Os elétrons das células do chip de memória flash podem voltar ao normal ("1") através da aplicação de um campo elétrico, uma alta tensão. A memória flash usa um circuito para aplicar o campo elétrico em todo o chip ou em seções pré-determinadas, conhecidas como blocos. Isso apaga a área escolhida do chip, que pode ser regravada. A memória flash é muito mais rápida do que uma tradicional memória EEPROM porque, ao invés de apagar um byte por vez, apaga um bloco ou o chip inteiro e o regrava.

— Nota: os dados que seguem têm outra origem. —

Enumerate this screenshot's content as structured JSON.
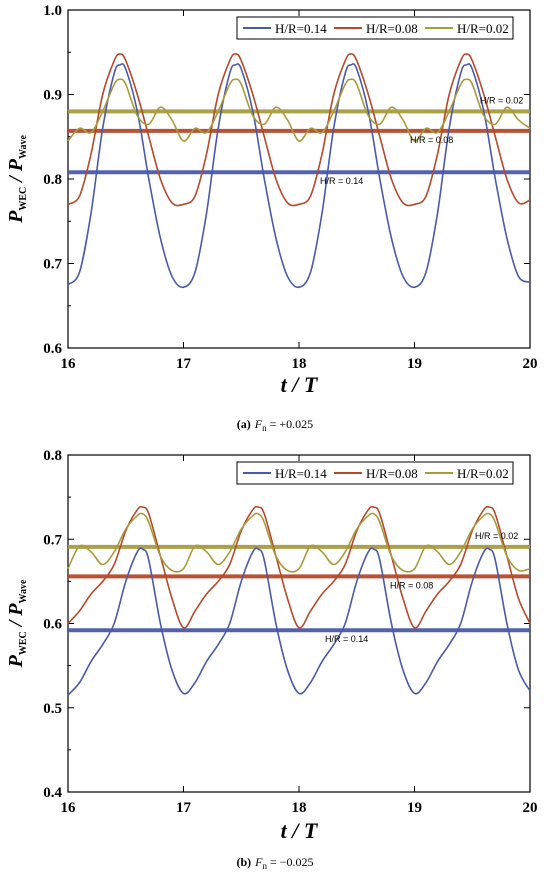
{
  "colors": {
    "H014": "#4a5aa8",
    "H008": "#b54a2b",
    "H002": "#a89b3e"
  },
  "chart_data": [
    {
      "type": "line",
      "caption_label": "(a)",
      "caption_text": "F",
      "caption_sub": "n",
      "caption_value": " = +0.025",
      "xlabel_main": "t / T",
      "ylabel_main": "P",
      "ylabel_sub1": "WEC",
      "ylabel_sep": " / P",
      "ylabel_sub2": "Wave",
      "xlim": [
        16,
        20
      ],
      "ylim": [
        0.6,
        1.0
      ],
      "x_ticks": [
        "16",
        "17",
        "18",
        "19",
        "20"
      ],
      "y_ticks": [
        "0.6",
        "0.7",
        "0.8",
        "0.9",
        "1.0"
      ],
      "legend": [
        "H/R=0.14",
        "H/R=0.08",
        "H/R=0.02"
      ],
      "legend_position": "top-right",
      "series": [
        {
          "name": "H/R=0.14",
          "color_key": "H014",
          "mean": 0.808,
          "mean_label": "H/R = 0.14",
          "x": [
            16.0,
            16.1,
            16.2,
            16.3,
            16.4,
            16.45,
            16.5,
            16.6,
            16.7,
            16.8,
            16.9,
            17.0,
            17.1,
            17.2,
            17.3,
            17.4,
            17.45,
            17.5,
            17.6,
            17.7,
            17.8,
            17.9,
            18.0,
            18.1,
            18.2,
            18.3,
            18.4,
            18.45,
            18.5,
            18.6,
            18.7,
            18.8,
            18.9,
            19.0,
            19.1,
            19.2,
            19.3,
            19.4,
            19.45,
            19.5,
            19.6,
            19.7,
            19.8,
            19.9,
            20.0
          ],
          "y": [
            0.675,
            0.69,
            0.76,
            0.86,
            0.925,
            0.935,
            0.93,
            0.88,
            0.8,
            0.73,
            0.685,
            0.672,
            0.69,
            0.76,
            0.86,
            0.925,
            0.935,
            0.93,
            0.88,
            0.8,
            0.73,
            0.685,
            0.672,
            0.69,
            0.76,
            0.86,
            0.925,
            0.935,
            0.93,
            0.88,
            0.8,
            0.73,
            0.685,
            0.672,
            0.69,
            0.76,
            0.86,
            0.925,
            0.935,
            0.93,
            0.88,
            0.8,
            0.73,
            0.685,
            0.678
          ]
        },
        {
          "name": "H/R=0.08",
          "color_key": "H008",
          "mean": 0.857,
          "mean_label": "H/R = 0.08",
          "x": [
            16.0,
            16.1,
            16.2,
            16.3,
            16.4,
            16.45,
            16.5,
            16.6,
            16.7,
            16.8,
            16.9,
            17.0,
            17.1,
            17.2,
            17.3,
            17.4,
            17.45,
            17.5,
            17.6,
            17.7,
            17.8,
            17.9,
            18.0,
            18.1,
            18.2,
            18.3,
            18.4,
            18.45,
            18.5,
            18.6,
            18.7,
            18.8,
            18.9,
            19.0,
            19.1,
            19.2,
            19.3,
            19.4,
            19.45,
            19.5,
            19.6,
            19.7,
            19.8,
            19.9,
            20.0
          ],
          "y": [
            0.77,
            0.78,
            0.83,
            0.9,
            0.94,
            0.948,
            0.94,
            0.9,
            0.85,
            0.8,
            0.772,
            0.77,
            0.78,
            0.83,
            0.9,
            0.94,
            0.948,
            0.94,
            0.9,
            0.85,
            0.8,
            0.772,
            0.77,
            0.78,
            0.83,
            0.9,
            0.94,
            0.948,
            0.94,
            0.9,
            0.85,
            0.8,
            0.772,
            0.77,
            0.78,
            0.83,
            0.9,
            0.94,
            0.948,
            0.94,
            0.9,
            0.85,
            0.8,
            0.772,
            0.775
          ]
        },
        {
          "name": "H/R=0.02",
          "color_key": "H002",
          "mean": 0.88,
          "mean_label": "H/R = 0.02",
          "x": [
            16.0,
            16.1,
            16.2,
            16.3,
            16.4,
            16.45,
            16.5,
            16.6,
            16.7,
            16.8,
            16.9,
            17.0,
            17.1,
            17.2,
            17.3,
            17.4,
            17.45,
            17.5,
            17.6,
            17.7,
            17.8,
            17.9,
            18.0,
            18.1,
            18.2,
            18.3,
            18.4,
            18.45,
            18.5,
            18.6,
            18.7,
            18.8,
            18.9,
            19.0,
            19.1,
            19.2,
            19.3,
            19.4,
            19.45,
            19.5,
            19.6,
            19.7,
            19.8,
            19.9,
            20.0
          ],
          "y": [
            0.845,
            0.86,
            0.855,
            0.88,
            0.912,
            0.918,
            0.912,
            0.875,
            0.865,
            0.885,
            0.87,
            0.845,
            0.86,
            0.855,
            0.88,
            0.912,
            0.918,
            0.912,
            0.875,
            0.865,
            0.885,
            0.87,
            0.845,
            0.86,
            0.855,
            0.88,
            0.912,
            0.918,
            0.912,
            0.875,
            0.865,
            0.885,
            0.87,
            0.845,
            0.86,
            0.855,
            0.88,
            0.912,
            0.918,
            0.912,
            0.875,
            0.865,
            0.885,
            0.87,
            0.86
          ]
        }
      ]
    },
    {
      "type": "line",
      "caption_label": "(b)",
      "caption_text": "F",
      "caption_sub": "n",
      "caption_value": " = −0.025",
      "xlabel_main": "t / T",
      "ylabel_main": "P",
      "ylabel_sub1": "WEC",
      "ylabel_sep": " / P",
      "ylabel_sub2": "Wave",
      "xlim": [
        16,
        20
      ],
      "ylim": [
        0.4,
        0.8
      ],
      "x_ticks": [
        "16",
        "17",
        "18",
        "19",
        "20"
      ],
      "y_ticks": [
        "0.4",
        "0.5",
        "0.6",
        "0.7",
        "0.8"
      ],
      "legend": [
        "H/R=0.14",
        "H/R=0.08",
        "H/R=0.02"
      ],
      "legend_position": "top-right",
      "series": [
        {
          "name": "H/R=0.14",
          "color_key": "H014",
          "mean": 0.592,
          "mean_label": "H/R = 0.14",
          "x": [
            16.0,
            16.1,
            16.2,
            16.3,
            16.4,
            16.5,
            16.6,
            16.65,
            16.7,
            16.8,
            16.9,
            17.0,
            17.1,
            17.2,
            17.3,
            17.4,
            17.5,
            17.6,
            17.65,
            17.7,
            17.8,
            17.9,
            18.0,
            18.1,
            18.2,
            18.3,
            18.4,
            18.5,
            18.6,
            18.65,
            18.7,
            18.8,
            18.9,
            19.0,
            19.1,
            19.2,
            19.3,
            19.4,
            19.5,
            19.6,
            19.65,
            19.7,
            19.8,
            19.9,
            20.0
          ],
          "y": [
            0.515,
            0.53,
            0.555,
            0.575,
            0.6,
            0.65,
            0.685,
            0.688,
            0.675,
            0.6,
            0.545,
            0.517,
            0.53,
            0.555,
            0.575,
            0.6,
            0.65,
            0.685,
            0.688,
            0.675,
            0.6,
            0.545,
            0.517,
            0.53,
            0.555,
            0.575,
            0.6,
            0.65,
            0.685,
            0.688,
            0.675,
            0.6,
            0.545,
            0.517,
            0.53,
            0.555,
            0.575,
            0.6,
            0.65,
            0.685,
            0.688,
            0.675,
            0.6,
            0.545,
            0.52
          ]
        },
        {
          "name": "H/R=0.08",
          "color_key": "H008",
          "mean": 0.656,
          "mean_label": "H/R = 0.08",
          "x": [
            16.0,
            16.1,
            16.2,
            16.3,
            16.4,
            16.5,
            16.6,
            16.65,
            16.7,
            16.8,
            16.9,
            17.0,
            17.1,
            17.2,
            17.3,
            17.4,
            17.5,
            17.6,
            17.65,
            17.7,
            17.8,
            17.9,
            18.0,
            18.1,
            18.2,
            18.3,
            18.4,
            18.5,
            18.6,
            18.65,
            18.7,
            18.8,
            18.9,
            19.0,
            19.1,
            19.2,
            19.3,
            19.4,
            19.5,
            19.6,
            19.65,
            19.7,
            19.8,
            19.9,
            20.0
          ],
          "y": [
            0.6,
            0.615,
            0.635,
            0.65,
            0.67,
            0.71,
            0.735,
            0.738,
            0.73,
            0.68,
            0.63,
            0.595,
            0.615,
            0.635,
            0.65,
            0.67,
            0.71,
            0.735,
            0.738,
            0.73,
            0.68,
            0.63,
            0.595,
            0.615,
            0.635,
            0.65,
            0.67,
            0.71,
            0.735,
            0.738,
            0.73,
            0.68,
            0.63,
            0.595,
            0.615,
            0.635,
            0.65,
            0.67,
            0.71,
            0.735,
            0.738,
            0.73,
            0.68,
            0.63,
            0.6
          ]
        },
        {
          "name": "H/R=0.02",
          "color_key": "H002",
          "mean": 0.691,
          "mean_label": "H/R = 0.02",
          "x": [
            16.0,
            16.1,
            16.2,
            16.3,
            16.4,
            16.5,
            16.6,
            16.65,
            16.7,
            16.8,
            16.9,
            17.0,
            17.1,
            17.2,
            17.3,
            17.4,
            17.5,
            17.6,
            17.65,
            17.7,
            17.8,
            17.9,
            18.0,
            18.1,
            18.2,
            18.3,
            18.4,
            18.5,
            18.6,
            18.65,
            18.7,
            18.8,
            18.9,
            19.0,
            19.1,
            19.2,
            19.3,
            19.4,
            19.5,
            19.6,
            19.65,
            19.7,
            19.8,
            19.9,
            20.0
          ],
          "y": [
            0.665,
            0.692,
            0.685,
            0.67,
            0.685,
            0.712,
            0.728,
            0.73,
            0.72,
            0.68,
            0.663,
            0.665,
            0.692,
            0.685,
            0.67,
            0.685,
            0.712,
            0.728,
            0.73,
            0.72,
            0.68,
            0.663,
            0.665,
            0.692,
            0.685,
            0.67,
            0.685,
            0.712,
            0.728,
            0.73,
            0.72,
            0.68,
            0.663,
            0.665,
            0.692,
            0.685,
            0.67,
            0.685,
            0.712,
            0.728,
            0.73,
            0.72,
            0.68,
            0.663,
            0.665
          ]
        }
      ]
    }
  ]
}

Você pode achar que o rádio do seu carro tem memória flash, afinal, você pode programar os ajustes de estação e o rádio "lembrará" deles. Mas, na verdade, ele está usando a memória Flash RAM. A diferença é que a Flash RAM precisa ter uma fonte de energia para manter o seu conteúdo, enquanto a memória flash mantém seus dados sem nenhuma fonte externa de energia. Mesmo que você tenha desligado o rádio, ele continua puxando corrente para preservar os dados na Flash RAM. É por isso que o rádio perde a memória das configurações se a bateria do seu carro acaba ou os cabos são desconectados.